Tonight two terrified peasants sat on the floor, hands tied behind their backs and ankles bound together. Their simple faces were contorted by the frequent beatings they had received in recent days as they stared upward with abject fear at the sharpened tips of the wooden stakes.
The Voivode gazed down at the two peasants impassively. One of them felt the Voivode's eyes upon him, and he glanced over at the austere figure upon the dais, then immediately averted his gaze. The peasant knew that he was about to die to provide a brief amusement for his lord the Impaler, but to look into the Devil's evil eyes would be to endanger his immortal soul. He looked at his own knees with a fervid concentration, silently muttering prayers to Christ and His Mother.
The Voivode smiled. Fear me, peasant animal, he thought. Your fear may be infectious, and I need my scum to fear me. He turned and nodded curtly at his chamberlain, who immediately walked briskly forward and cried out in a loud voice, "Be still! Be still! Be still and attend! Be still and attend! The Voivode speaks! The Voivode speaks!" Then he stepped back to his position beside the throne and froze in place. The clamor subsided almost immediately.
The Voivode rose slowly to his feet and stood smiling, his pearly-white teeth clearly visible beneath his thick gray mustache. "Is all to your liking, my children?" he asked loudly.
Shouts of praise and approbation arose from the rabble who packed the great hall, shouts of devotion to their Voivode.
He raised his hands, and again the noise subsided. "Where are Jagatuik the Mongol and Yaroslav the Serb?"
Two intoxicated ruffians stumbled forward and saluted.

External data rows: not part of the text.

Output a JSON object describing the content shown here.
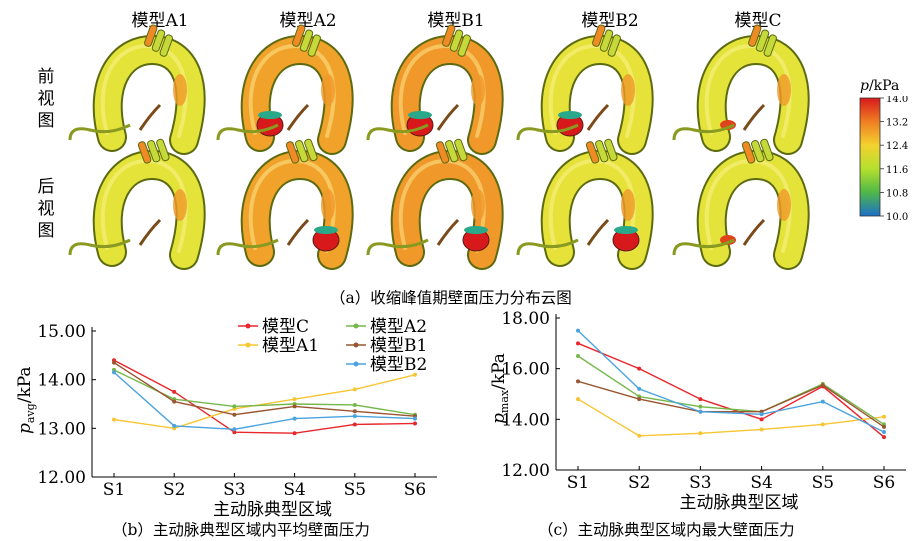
{
  "figure_a": {
    "models": [
      "模型A1",
      "模型A2",
      "模型B1",
      "模型B2",
      "模型C"
    ],
    "views": [
      "前视图",
      "后视图"
    ],
    "caption": "（a）收缩峰值期壁面压力分布云图",
    "colorbar": {
      "label": "p/kPa",
      "label_var": "p",
      "label_unit": "/kPa",
      "ticks": [
        "14.0",
        "13.2",
        "12.4",
        "11.6",
        "10.8",
        "10.0"
      ],
      "min": 10.0,
      "max": 14.0,
      "colors": [
        "#d7191c",
        "#f07e22",
        "#f2d22e",
        "#b5e02d",
        "#4fb848",
        "#1d6fc7"
      ]
    }
  },
  "chart_data": [
    {
      "type": "line",
      "ylabel": "p_avg/kPa",
      "ylabel_var": "p",
      "ylabel_sub": "avg",
      "ylabel_unit": "/kPa",
      "xlabel": "主动脉典型区域",
      "caption": "（b）主动脉典型区域内平均壁面压力",
      "categories": [
        "S1",
        "S2",
        "S3",
        "S4",
        "S5",
        "S6"
      ],
      "ylim": [
        12.0,
        15.0
      ],
      "yticks": [
        "12.00",
        "13.00",
        "14.00",
        "15.00"
      ],
      "legend_position": "top-right",
      "series": [
        {
          "name": "模型C",
          "color": "#e8262b",
          "values": [
            14.4,
            13.75,
            12.92,
            12.9,
            13.08,
            13.1
          ]
        },
        {
          "name": "模型A1",
          "color": "#f7c531",
          "values": [
            13.18,
            13.0,
            13.4,
            13.6,
            13.8,
            14.1
          ]
        },
        {
          "name": "模型A2",
          "color": "#76b74a",
          "values": [
            14.2,
            13.6,
            13.45,
            13.5,
            13.48,
            13.28
          ]
        },
        {
          "name": "模型B1",
          "color": "#9a5631",
          "values": [
            14.35,
            13.55,
            13.28,
            13.45,
            13.35,
            13.25
          ]
        },
        {
          "name": "模型B2",
          "color": "#4aa3df",
          "values": [
            14.15,
            13.05,
            12.98,
            13.2,
            13.25,
            13.2
          ]
        }
      ]
    },
    {
      "type": "line",
      "ylabel": "p_max/kPa",
      "ylabel_var": "p",
      "ylabel_sub": "max",
      "ylabel_unit": "/kPa",
      "xlabel": "主动脉典型区域",
      "caption": "（c）主动脉典型区域内最大壁面压力",
      "categories": [
        "S1",
        "S2",
        "S3",
        "S4",
        "S5",
        "S6"
      ],
      "ylim": [
        12.0,
        18.0
      ],
      "yticks": [
        "12.00",
        "14.00",
        "16.00",
        "18.00"
      ],
      "series": [
        {
          "name": "模型C",
          "color": "#e8262b",
          "values": [
            17.0,
            16.0,
            14.8,
            14.0,
            15.3,
            13.3
          ]
        },
        {
          "name": "模型A1",
          "color": "#f7c531",
          "values": [
            14.8,
            13.35,
            13.45,
            13.6,
            13.8,
            14.1
          ]
        },
        {
          "name": "模型A2",
          "color": "#76b74a",
          "values": [
            16.5,
            14.9,
            14.5,
            14.3,
            15.4,
            13.8
          ]
        },
        {
          "name": "模型B1",
          "color": "#9a5631",
          "values": [
            15.5,
            14.8,
            14.3,
            14.3,
            15.35,
            13.7
          ]
        },
        {
          "name": "模型B2",
          "color": "#4aa3df",
          "values": [
            17.5,
            15.2,
            14.3,
            14.2,
            14.7,
            13.5
          ]
        }
      ]
    }
  ]
}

"It was you who captured these two miserable pea
sants hunting deer on my estate. I have sentenced them to death in the usual manner, a manner entirely appropriate for thieves and rebels. For your loyalty and service, I shall allow you to see to their punishment. Choose two comrades each, and attend to it immediately." He resumed his seat and smiled as the hall was suddenly filled with cheers and laughter.

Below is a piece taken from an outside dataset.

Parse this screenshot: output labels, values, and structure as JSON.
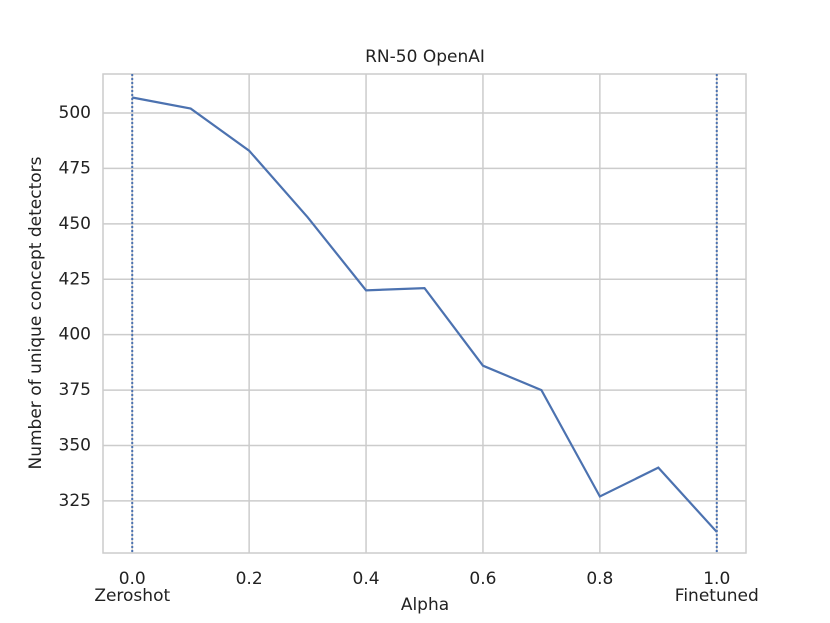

The Mongol and the Serb pulled a few other drunken revelers from the ranks, and they stumbled over to the two terrified peasants. The cries of fear and pleas for mercy were lost in the din of the great hall, and the Voivode smiled as the execution commenced.
The two peasants were stripped and carried by the soldiers up the long ladders that leaned against the stakes. In their drunken lack of coordination they dropped one of the peasants, who fell the fifteen feet to floor and landed on his side. But the soldiers carried him up again, then held his legs apart as they positioned the pointed end of the stake against the pucker of his anus. The other soldiers had positioned the second peasant in the same manner, and after looking at each other so as to coordinate their actions, they counted, "ONE … TWO … THREE …" and shoved the peasants down. The sharp wood thrust up through their intestines and into their stomachs, to the general glee and delight of the assembled soldiery. The first peasant died immediately. The second lingered on for a few minutes, writhing upon the impalement post, his eyes bugging out and blood pouring from his mouth.
The Voivode smiled, satisfied. Peasants may not kill my deer, he thought. There must be order.
He gestured to his chamberlain, who came forward and nodded obediently at the whispered instructions. The chamberlain scurried out of the hall as the Voivode rose again from his throne and said, "We are honored tonight, my children, by the arrival of envoys from our dear friend Torghuz Beg." The soldiers shouted obscenities and curses at the mention of the name. He quieted them with a wave of his hand. "I shall confer with the Turks here and now. Let us all listen politely to their message." A ripple of laughter floated over the assembly. They knew full well how carefully their Voivode would listen.